Reuters news reported yesterday that, “Senators John McCain and John Barrasso said on Monday the extension of U.S. ethanol subsidies and a tariff on imports is likely illegal under international trade rules, lending some support to Brazil’s opposition to U.S. ethanol policy.
“‘I believe the WTO would rule against the United States because it’s clearly a subsidy that is neither warranted nor in keeping with WTO regulations,’ Senator McCain of Arizona told reporters after a meeting with Brazilian President Dilma Rousseff in Brasilia.
“In December, the U.S. government extended through end-2011 a 54-cent-per-gallon import tariff on ethanol as well as a 45-cent-per-gallon subsidy for blenders worth up to $6 billion.”
Tom Polansek reported in today’s Wall Street Journal that, “Corn futures surged as a heat wave threatened Argentina, raising expectations U.S. government forecasters will cut their crop estimate for the South American country later this week.”
“Corn for March delivery settled up 12 cents, or 2%, at $6.07 a bushel at the Chicago Board of Trade,” the Journal article said.
Reuters writer Nigel Hunt reported yesterday that, “Rising food prices are stoking global inflation with many agricultural commodity markets driven higher by bad weather in key producing countries, a senior trader at JP Morgan said Monday.”
The article added that, “High food prices have moved to the top of policymakers’ agendas because of worries about the impact on inflation, protectionism and unrest.” (Note: See this recent picture from Algeria on Friday- authorities tried to quell unrest over rising food prices).
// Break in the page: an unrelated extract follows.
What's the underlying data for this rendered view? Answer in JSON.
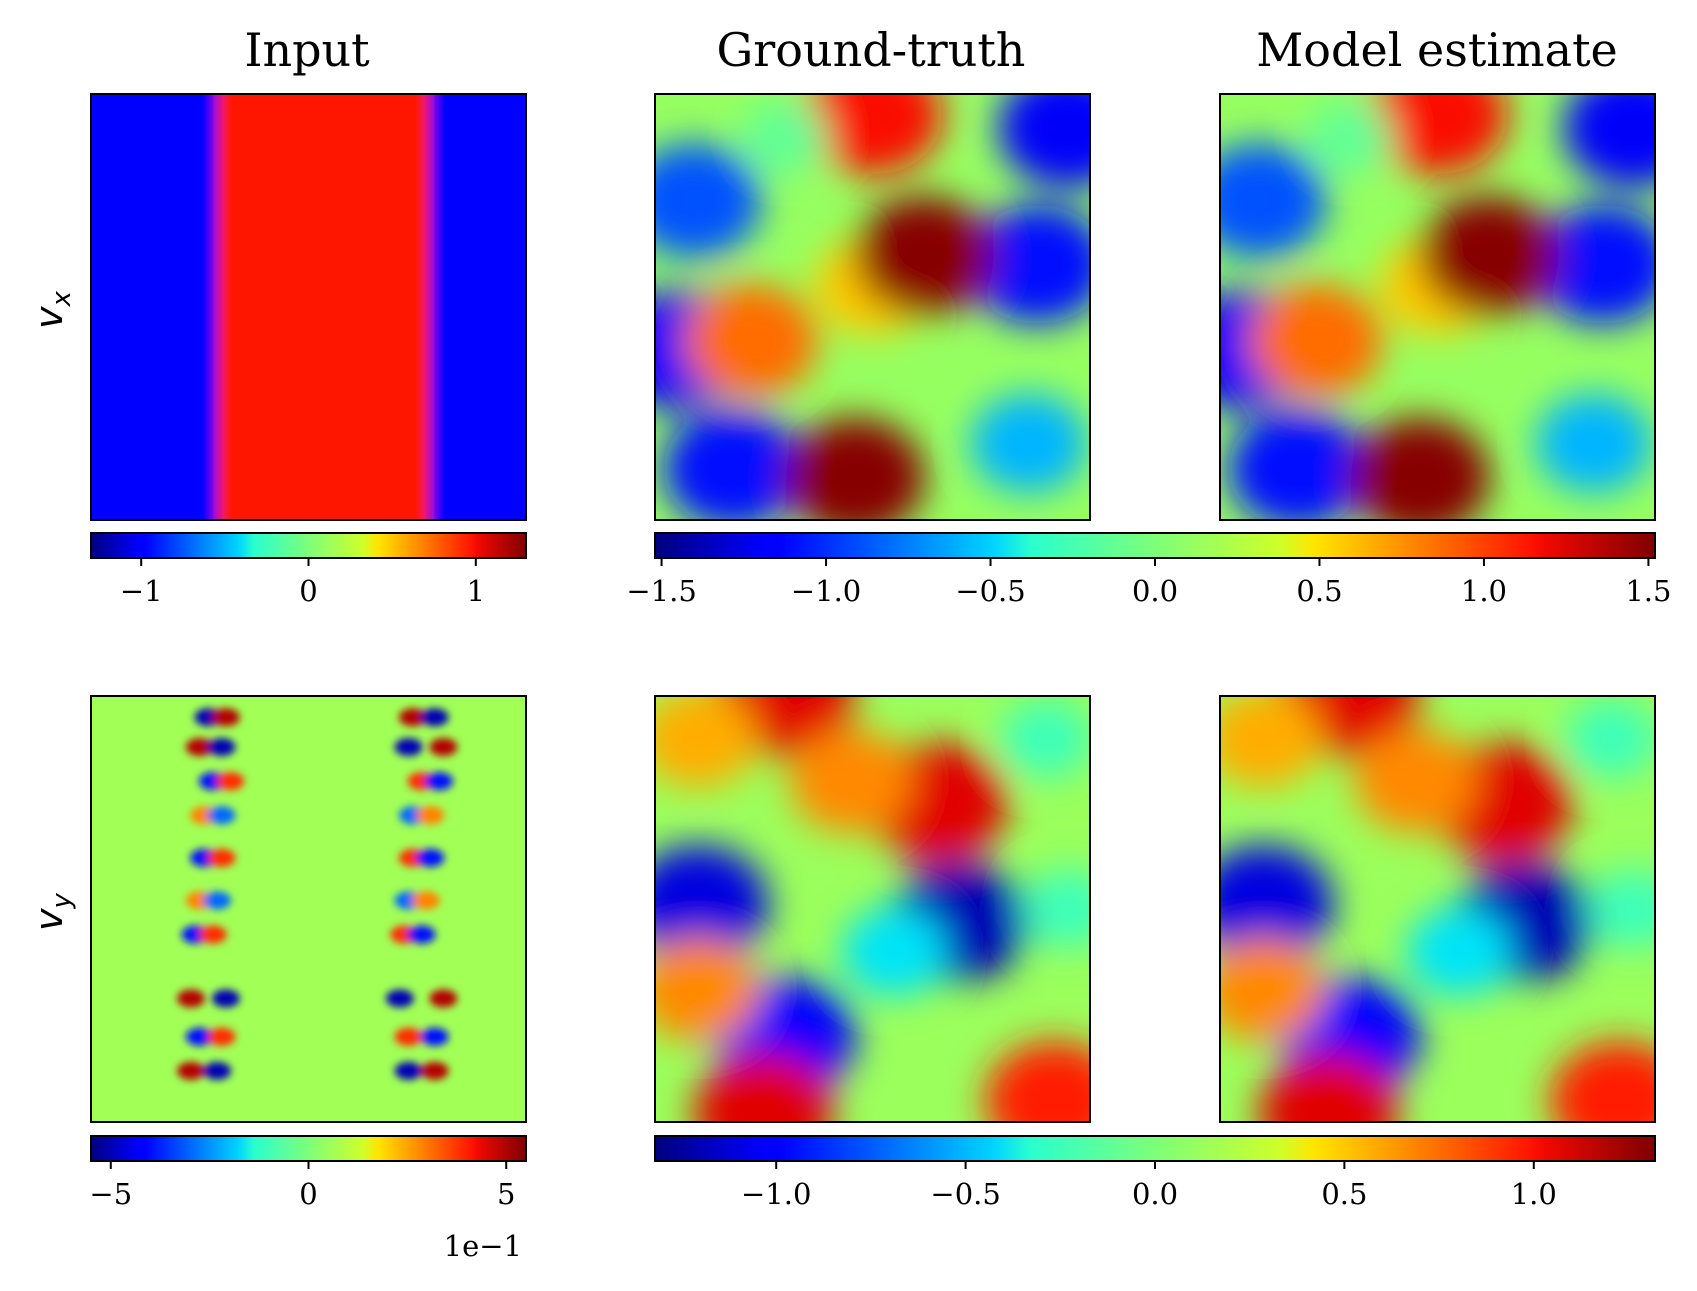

And Chris Clayton reported yesterday at DTN (link requires subscription) that, “U.S. acreage of major crops may need to increase about 10 million acres this spring to handle the higher demand for commodities, the chairman of USDA’s World Agricultural Outlook Board said Monday
“Effectively, corn needs more than last year’s 88.2 million acres, but prices for crops such as soybeans and cotton are going to make it harder than in the past for corn to take those acres, said WAOB Chairman Gerald Bange
“Bange presented a 2011 crops outlook to American Farm Bureau Federation members Monday at the AFBF’s annual meeting. Bange cautioned, however, that he was being careful not to offer any new numbers, as the board releases its monthly World Agricultural Supply and Demand Estimate on Wednesday.”